The Port of Long Beach recently issued a request for information to gauge interest in developing hydrogen infrastructure in the harbor. Numerous proposals were received, covering a variety of potential project types. The information will be used to determine the next steps for advancing hydrogen infrastructure in the port area.

Together, the ports of Long Beach and Los Angeles created the landmark Clean Air Action Plan (CAAP) — a sweeping, innovative and comprehensive strategy to tackle every source of port-related air pollution.

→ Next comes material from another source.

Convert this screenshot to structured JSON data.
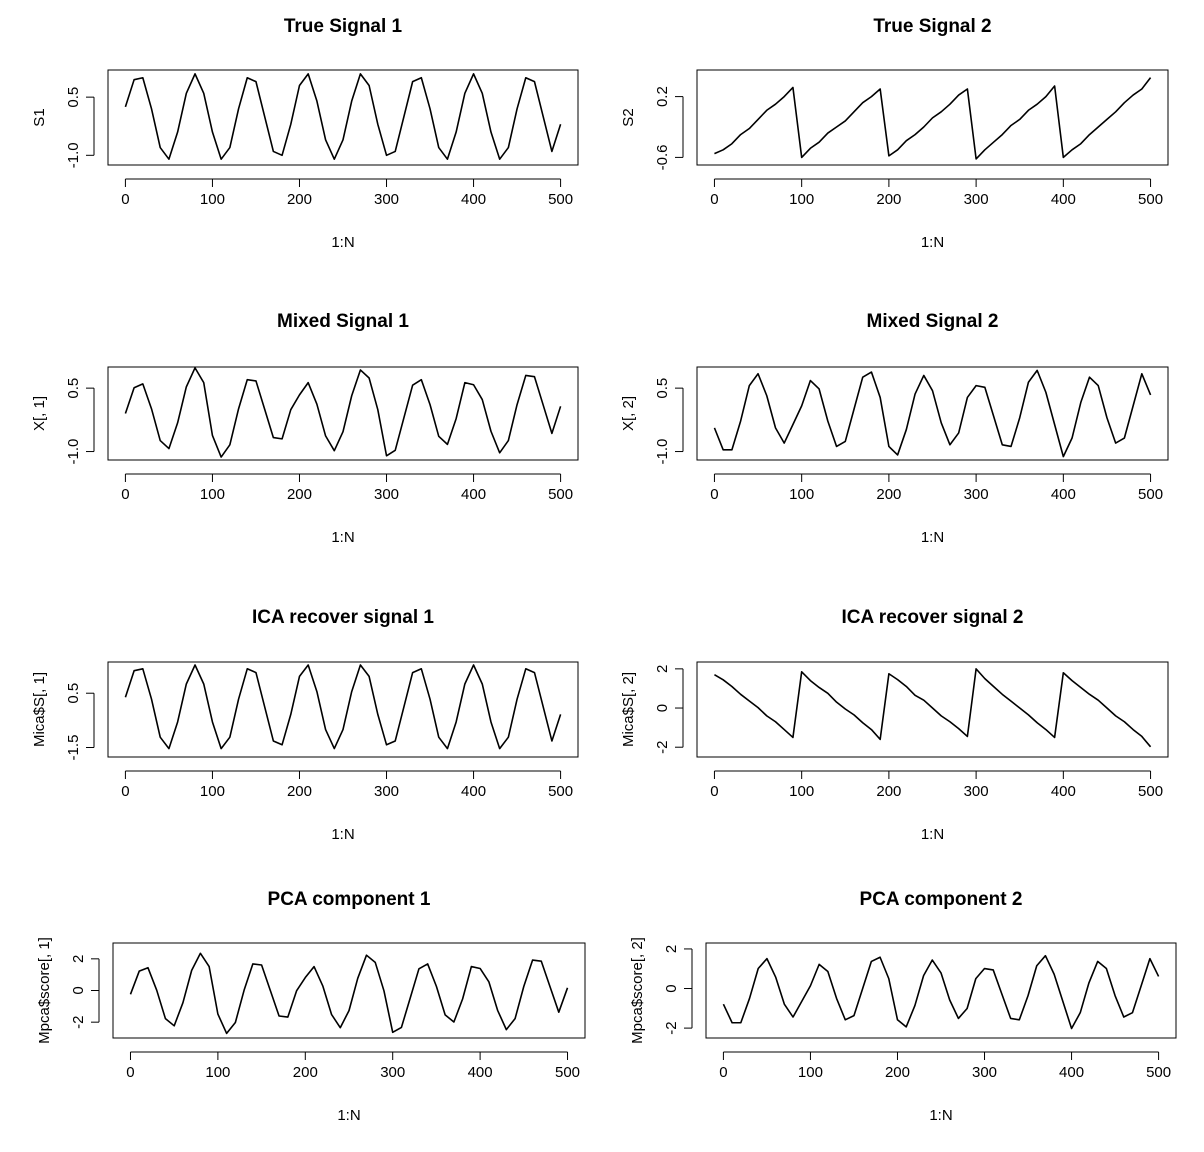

Updated in 2017, the CAAP is a comprehensive strategy for accelerating progress toward a zero-emissions future while protecting and strengthening the ports’ competitive position in the global economy. Since 2005, port-related air pollution emissions at the Port of Long Beach have dropped 91 percent for diesel particulate matter, 63 percent for nitrogen oxides, and 97 percent for sulfur oxides.

Targets for reducing greenhouse gases (GHGs) from port-related sources were introduced as part of the 2017 CAAP. The document calls for the ports to reduce GHGs 40 percent below 1990 levels by 2030 and 80 percent below 1990 levels by 2050. The Clean Air Action Plan was originally approved in 2006.